7 comments

  • throwa356262 1 day ago
    Better performance than TQ and better quality than FP16?

    Am I reading this right??

    • qeternity 1 day ago
      It's not better quality: 59.3% vs 59.4% fp16 on AIME 25
      • sheepscreek 1 day ago
        0.1% is within margin of error. Depending on the performance boost, it might be worthwhile taking a minuscule quality hit.
    • electroglyph 1 day ago
      any divergence (even if the benchmark is better) from full precision is error
      • 7e 23 hours ago
        Just pretend that it is the next step update when training. You didn’t train your model to step=inf, I hope?
    • thefox96 1 day ago
      Faster than Fp16, not better quality i guess
    • pbich 1 day ago
      [dead]
  • lukasc-ch 12 hours ago
    ... and it's on llama.cpp that to this guy! https://www.reddit.com/r/LocalLLaMA/comments/1txlhxu/i_imple...
  • v3ss0n 1 day ago
    Why this is not a PR for vLLM ?
    • woadwarrior01 1 day ago
      Last I heard, vLLM was backed by a company that has raised $150m in seed funding. I'm sure they've got the resources to port it.
    • electronsoup 1 day ago
      Why this is not a PR for llama.cpp
    • esafak 1 day ago
      It's the output of a research paper; the authors are not trying to build up vLLM, and they probably have no incentive to do so. You can submit a PR, though! It's easier now while the divergence is low, so don't wait. Since there are six authors, I bet you could get help with the inevitable review chores if you just take the step of creating the PR.

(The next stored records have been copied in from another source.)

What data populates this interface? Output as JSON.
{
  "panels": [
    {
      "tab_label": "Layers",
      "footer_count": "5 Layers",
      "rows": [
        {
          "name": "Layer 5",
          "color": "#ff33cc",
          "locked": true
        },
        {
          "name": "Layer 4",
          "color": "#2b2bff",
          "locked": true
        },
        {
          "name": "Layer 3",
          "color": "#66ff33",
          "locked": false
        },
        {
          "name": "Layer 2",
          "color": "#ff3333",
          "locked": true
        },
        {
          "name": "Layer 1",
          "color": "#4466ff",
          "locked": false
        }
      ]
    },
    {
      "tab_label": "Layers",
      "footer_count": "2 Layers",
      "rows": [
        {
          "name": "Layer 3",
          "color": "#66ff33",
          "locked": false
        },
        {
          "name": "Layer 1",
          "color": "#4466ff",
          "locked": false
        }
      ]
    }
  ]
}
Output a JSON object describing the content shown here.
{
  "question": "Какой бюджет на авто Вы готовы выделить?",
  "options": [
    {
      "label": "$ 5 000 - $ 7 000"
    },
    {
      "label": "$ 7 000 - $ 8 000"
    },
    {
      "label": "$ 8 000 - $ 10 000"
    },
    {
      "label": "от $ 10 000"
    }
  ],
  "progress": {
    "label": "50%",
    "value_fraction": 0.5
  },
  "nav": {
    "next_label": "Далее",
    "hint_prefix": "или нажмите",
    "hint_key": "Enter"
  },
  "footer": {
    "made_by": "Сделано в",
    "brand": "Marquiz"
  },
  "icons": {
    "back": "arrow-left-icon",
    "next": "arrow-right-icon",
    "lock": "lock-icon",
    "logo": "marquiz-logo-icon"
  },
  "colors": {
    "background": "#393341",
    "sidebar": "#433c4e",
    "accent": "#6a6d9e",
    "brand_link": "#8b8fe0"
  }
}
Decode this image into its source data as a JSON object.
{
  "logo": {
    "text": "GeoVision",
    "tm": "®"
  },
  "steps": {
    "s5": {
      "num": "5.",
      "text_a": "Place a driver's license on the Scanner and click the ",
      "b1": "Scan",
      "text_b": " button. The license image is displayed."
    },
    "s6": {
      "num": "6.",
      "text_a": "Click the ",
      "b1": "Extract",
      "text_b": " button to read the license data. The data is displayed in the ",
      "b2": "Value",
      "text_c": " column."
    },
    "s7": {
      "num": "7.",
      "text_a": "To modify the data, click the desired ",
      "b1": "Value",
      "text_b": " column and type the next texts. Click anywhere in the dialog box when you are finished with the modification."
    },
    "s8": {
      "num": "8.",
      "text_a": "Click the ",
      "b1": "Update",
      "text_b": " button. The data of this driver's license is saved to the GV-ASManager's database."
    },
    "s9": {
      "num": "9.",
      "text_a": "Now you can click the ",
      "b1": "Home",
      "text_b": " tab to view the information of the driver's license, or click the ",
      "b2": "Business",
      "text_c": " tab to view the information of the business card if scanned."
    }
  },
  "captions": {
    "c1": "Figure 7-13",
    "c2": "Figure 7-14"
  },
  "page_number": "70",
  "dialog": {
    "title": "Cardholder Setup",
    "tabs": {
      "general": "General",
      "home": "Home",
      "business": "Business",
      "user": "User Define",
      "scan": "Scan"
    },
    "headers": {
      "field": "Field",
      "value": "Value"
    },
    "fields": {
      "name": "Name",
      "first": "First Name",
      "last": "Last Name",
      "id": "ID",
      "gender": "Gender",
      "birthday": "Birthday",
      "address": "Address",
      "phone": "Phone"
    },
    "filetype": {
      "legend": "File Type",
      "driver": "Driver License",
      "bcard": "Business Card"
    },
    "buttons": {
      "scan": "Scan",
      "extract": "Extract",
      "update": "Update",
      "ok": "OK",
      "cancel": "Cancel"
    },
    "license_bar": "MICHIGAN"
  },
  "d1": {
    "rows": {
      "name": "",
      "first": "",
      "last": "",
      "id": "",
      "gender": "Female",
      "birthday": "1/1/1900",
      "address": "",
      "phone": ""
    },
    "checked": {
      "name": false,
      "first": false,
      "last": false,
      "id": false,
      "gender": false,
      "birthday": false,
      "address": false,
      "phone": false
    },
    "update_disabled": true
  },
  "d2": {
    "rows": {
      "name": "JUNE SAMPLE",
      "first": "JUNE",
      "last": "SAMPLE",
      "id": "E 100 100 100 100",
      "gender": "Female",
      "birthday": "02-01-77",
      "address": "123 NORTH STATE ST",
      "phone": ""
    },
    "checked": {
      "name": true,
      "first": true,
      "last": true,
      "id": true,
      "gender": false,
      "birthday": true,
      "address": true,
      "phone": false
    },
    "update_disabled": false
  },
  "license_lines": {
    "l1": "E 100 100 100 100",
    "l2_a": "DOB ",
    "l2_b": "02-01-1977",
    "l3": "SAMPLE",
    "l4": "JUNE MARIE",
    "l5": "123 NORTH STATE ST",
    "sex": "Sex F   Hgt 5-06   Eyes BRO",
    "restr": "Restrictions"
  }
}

      edit: It might not be clear that it is based on vLLM 0.22, which is the current version: https://github.com/huawei-csl/KVarN/commit/d6290e99098d7426d.... All you have to do is create a diff off it; it's fairly straightforward.

      • jmalicki 1 day ago
        And with the help of AI, pointing at AI at this paper and saying "making a vLLM PR from this paper" tends to work surprisingly well, even if you need to nudge it a little bit along the way.
    • thefox96 1 day ago
      it should be easy to do btw
  • mikeayles 19 hours ago
    [dead]
  • sspoisk 16 hours ago
    [flagged]
  • shockembopper 1 day ago
    [dead]
  • 0xjeffro 1 day ago
    yao yao ling xian